11 de novembro de 2016

Sobre pequenas realizações

É verdade que pensamos nas coisas que amávamos na adolescência e uma boa parte delas hoje em dia nos trazem um pouco de vergonha. Nossos ídolos musicais, sobretudo. E são exatamente essas coisas que ficam gravadas para sempre na memória, associadas às primeiras experiências como “adultos”, tão carregadas daqueles sentimentos puros e recém-descobertos que desejamos conhecer empiricamente na real vida adulta.
Em 1999 (16 anos) eu adorava o clipe da música O Mundo, do Capital Inicial (Tchuuuruchu... tchuuuruchuuuru....), só porque tinha uns adolescentes com vidas conflituosas, mas que pareciam encontrar alento em um passeio de bike embaixo de uma chuva de verão. Daquelas chuvas que caem num dia quente e lava as ruas e as nossas almas. 
Do alto do nono andar de um prédio de um bairro densificado, sem bike, e num momento onde andar de bike em São Paulo era um pedido para ser atropelada, eu assistia o clipe todos os dias (no Top 10 da MTV) e desejava estar naquela cena de chuva do clip.

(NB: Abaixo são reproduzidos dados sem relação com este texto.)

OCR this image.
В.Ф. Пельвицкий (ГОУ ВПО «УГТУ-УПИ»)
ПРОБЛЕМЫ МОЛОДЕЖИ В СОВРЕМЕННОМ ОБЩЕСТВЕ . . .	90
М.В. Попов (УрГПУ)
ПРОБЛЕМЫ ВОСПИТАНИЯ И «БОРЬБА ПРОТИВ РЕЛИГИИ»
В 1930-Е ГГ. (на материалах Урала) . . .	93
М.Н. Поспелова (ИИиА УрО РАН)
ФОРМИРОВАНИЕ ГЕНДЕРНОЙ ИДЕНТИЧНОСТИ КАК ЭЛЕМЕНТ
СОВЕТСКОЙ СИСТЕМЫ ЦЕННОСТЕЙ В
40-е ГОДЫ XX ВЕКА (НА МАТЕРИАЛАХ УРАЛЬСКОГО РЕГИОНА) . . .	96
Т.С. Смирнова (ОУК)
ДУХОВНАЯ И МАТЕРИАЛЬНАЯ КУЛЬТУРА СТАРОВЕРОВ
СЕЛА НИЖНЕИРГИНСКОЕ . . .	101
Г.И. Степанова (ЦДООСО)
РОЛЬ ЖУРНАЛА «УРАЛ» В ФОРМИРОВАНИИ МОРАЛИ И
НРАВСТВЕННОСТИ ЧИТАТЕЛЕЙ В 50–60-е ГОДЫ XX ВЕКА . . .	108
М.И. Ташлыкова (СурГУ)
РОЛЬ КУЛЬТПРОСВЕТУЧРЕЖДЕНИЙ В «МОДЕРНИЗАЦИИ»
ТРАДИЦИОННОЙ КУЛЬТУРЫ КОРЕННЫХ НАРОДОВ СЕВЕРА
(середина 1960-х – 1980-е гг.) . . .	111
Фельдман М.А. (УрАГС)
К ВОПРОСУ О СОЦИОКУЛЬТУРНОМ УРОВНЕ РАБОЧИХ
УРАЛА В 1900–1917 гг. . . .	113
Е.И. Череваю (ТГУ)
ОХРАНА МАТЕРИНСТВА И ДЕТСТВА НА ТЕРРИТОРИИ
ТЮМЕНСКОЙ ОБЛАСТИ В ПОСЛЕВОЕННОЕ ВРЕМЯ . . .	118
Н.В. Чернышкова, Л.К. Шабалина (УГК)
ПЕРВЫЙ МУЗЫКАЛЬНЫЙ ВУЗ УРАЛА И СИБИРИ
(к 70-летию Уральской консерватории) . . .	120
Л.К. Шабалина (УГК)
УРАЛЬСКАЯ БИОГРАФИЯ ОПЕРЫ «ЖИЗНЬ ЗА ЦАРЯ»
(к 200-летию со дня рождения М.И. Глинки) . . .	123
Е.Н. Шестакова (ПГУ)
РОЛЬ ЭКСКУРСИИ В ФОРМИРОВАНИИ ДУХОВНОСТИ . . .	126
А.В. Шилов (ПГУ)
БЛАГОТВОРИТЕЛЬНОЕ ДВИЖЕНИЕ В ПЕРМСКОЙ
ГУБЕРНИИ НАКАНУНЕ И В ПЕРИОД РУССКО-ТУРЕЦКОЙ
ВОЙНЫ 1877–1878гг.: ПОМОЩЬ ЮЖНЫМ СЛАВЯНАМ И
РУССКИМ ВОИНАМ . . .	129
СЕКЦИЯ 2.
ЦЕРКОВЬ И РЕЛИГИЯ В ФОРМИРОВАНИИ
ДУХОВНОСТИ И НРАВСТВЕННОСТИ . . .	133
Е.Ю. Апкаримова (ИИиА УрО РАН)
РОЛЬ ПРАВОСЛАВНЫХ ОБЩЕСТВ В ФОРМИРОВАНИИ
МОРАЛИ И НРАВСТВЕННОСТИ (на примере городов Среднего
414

Passa rápido o filme para 16 anos depois.
São Paulo, 11 de novembro de 2016. 
Dia quente e abafado. São 16 horas e fazem 32 graus. 
Dia de semana, dia de trabalho, dia de viver no piloto automático da rotina. É sexta-feira, dia de voltar para casa o mais rápido possível e desmaiar no sofá.

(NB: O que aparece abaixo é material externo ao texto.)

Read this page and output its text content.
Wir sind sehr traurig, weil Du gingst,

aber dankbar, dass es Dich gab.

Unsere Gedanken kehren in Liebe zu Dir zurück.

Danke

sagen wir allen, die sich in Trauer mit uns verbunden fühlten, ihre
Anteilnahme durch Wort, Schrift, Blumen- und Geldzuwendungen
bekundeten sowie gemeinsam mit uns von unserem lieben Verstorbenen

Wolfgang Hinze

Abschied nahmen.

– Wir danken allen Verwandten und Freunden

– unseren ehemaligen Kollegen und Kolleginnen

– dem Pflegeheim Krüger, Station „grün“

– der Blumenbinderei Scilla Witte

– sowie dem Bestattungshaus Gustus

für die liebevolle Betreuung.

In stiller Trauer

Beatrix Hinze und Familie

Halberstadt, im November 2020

Estou em cima da minha bike azul com cestinha de vime falso, voltando do trabalho para casa pelas novas ciclovias da cidade. Olho para o céu e vejo uma capa cinza. Penso: chuvaaaa! Ainda faltam 3 quilômetros com subida e emoção. Acho que vou me ferrar. Parte de mim tem preguiça e pensa em se abrigar embaixo de um toldo. Mas uma outra parte se lembra daquele clipe de 1999-2000 e começa a ficar empolgada. A chuva começa a cair, primeiro em gotas largas e barulhentas, depois afina e se multiplica. Sinto um misto de preguiça de me molhar e alívio de sentir um refresco do calor. A parte empolgada de mim domina a parte preguiçosa, e eu entro em uma outra dimensão. Uma onde não se tem mais pressa de chegar em casa, um estado de plenitude parecido com o que se atinge ao praticar yoga, causado estritamente pela chuva e as lembranças mais puras da adolescência. Por um momento, sinto que realizei mais um desejo profundo da minha adolescência.
A chuva na bicicleta molha mais do que embaixo do guarda-chuva, e molha o corpo por inteiro. E nada como sair do conforto e pegar uma chuva com vontade de se molhar.